Primary study could have been compiled in the shape of an internet questionnaire while in the during the five provinces within the Indonesia: Jakarta, Western Java, Central Coffees, East Coffees and you may Yogyakarta. Online survey sampling put non-possibilities testing with purposive sampling techniques to the five hundred MSEs opening fintech. Of the shipments out-of surveys to all respondents, there have been 345 MSEs who were ready to fill out the brand new questionnaire and you may whom obtained fintech lendings. But not, simply 103 respondents provided done responses meaning that only analysis offered by the them are valid for additional analysis.
step 3.dos. Analysis and you will Variable
Research which had been built-up, modified, immediately after which assessed quantitatively based on the logistic regression model. Mainly based adjustable (Y) was built inside the a binary trend of the a question: does the fresh credit obtained away from fintech meet up with the respondent’s expectations or maybe not? In this framework, the latest subjectively appropriate respond to was given a get of one (1), and also the other received a score from zero (0). The possibility adjustable will then be hypothetically determined by multiple details since the presented in the Dining table dos.
Note: *p-really worth 0.05). Thus this new model works with the observational data, that is right for further analysis.

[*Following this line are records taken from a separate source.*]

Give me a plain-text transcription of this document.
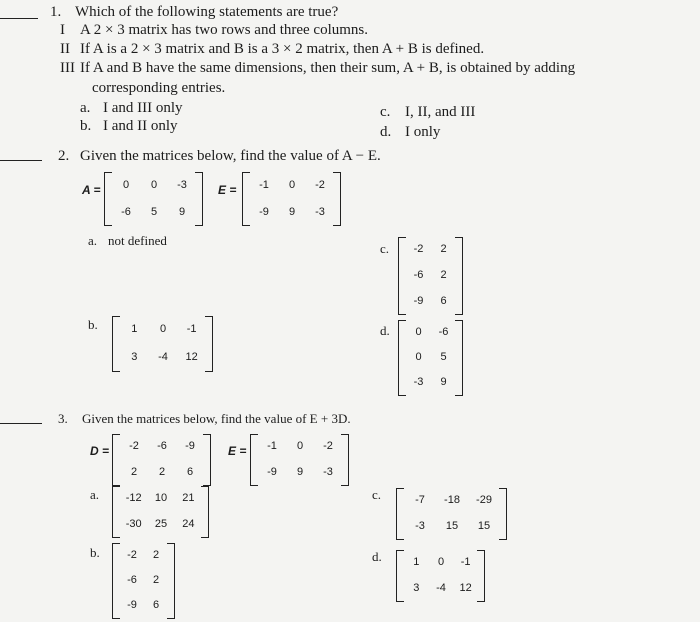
1. Which of the following statements are true?
I A 2 × 3 matrix has two rows and three columns.
II If A is a 2 × 3 matrix and B is a 3 × 2 matrix, then A + B is defined.
III If A and B have the same dimensions, then their sum, A + B, is obtained by adding
corresponding entries.
a. I and III only
b. I and II only
c. I, II, and III
d. I only
2. Given the matrices below, find the value of A − E.
A =	0	0	-3
-6	5	9
E =	-1	0	-2
-9	9	-3
a. not defined
b.	1	0	-1
3	-4	12
c.	-2	2
-6	2
-9	6
d.	0	-6
0	5
-3	9
3. Given the matrices below, find the value of E + 3D.
D =	-2	-6	-9
2	2	6
E =	-1	0	-2
-9	9	-3
a.	-12	10	21
-30	25	24
b.	-2	2
-6	2
-9	6
c.	-7	-18	-29
-3	15	15
d.	1	0	-1
3	-4	12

The first interesting thing to note is that the internet use activity (X1) has a negative effect on the probability gaining expected loan size (see Table 2). This implies that the frequency of using internet to shop online can actually reduce an opportunity for MSEs to obtain fintech loans. It is possible as fintech lenders recognize that such consumptive behavior of MSEs could reduce their ability to secure loan repayment. Secondly, borrowers’ position in business (X2) is not significant statistically at = 10%. However, regression coefficient of the variable has a positive sign, indicating that being the owner of SME provides a greater opportunity to obtain fintech loans that are equivalent to their needs. Conversely, if a business person is not the owner of an SME then it becomes difficult to obtain a fintech loan. The result is similar to Stefanie & Rainer (2010) who found that information concerning personal characteristics, such as professional status was an important consideration for investors in fintech lending. Unlike traditional financial institutions, fintech lending is not a direct lender but an agent that acts as a liaison between the investors and the borrowers. It means that the Idaho car loan and title availability of information about personal qualifications is important for investors to minimize the risk of online-based lending. A research by Ding et al. (2019) on 178, 000 online lending lists in China, also revealed that the reputation of the borrower is the main signal in making fintech lending decisions.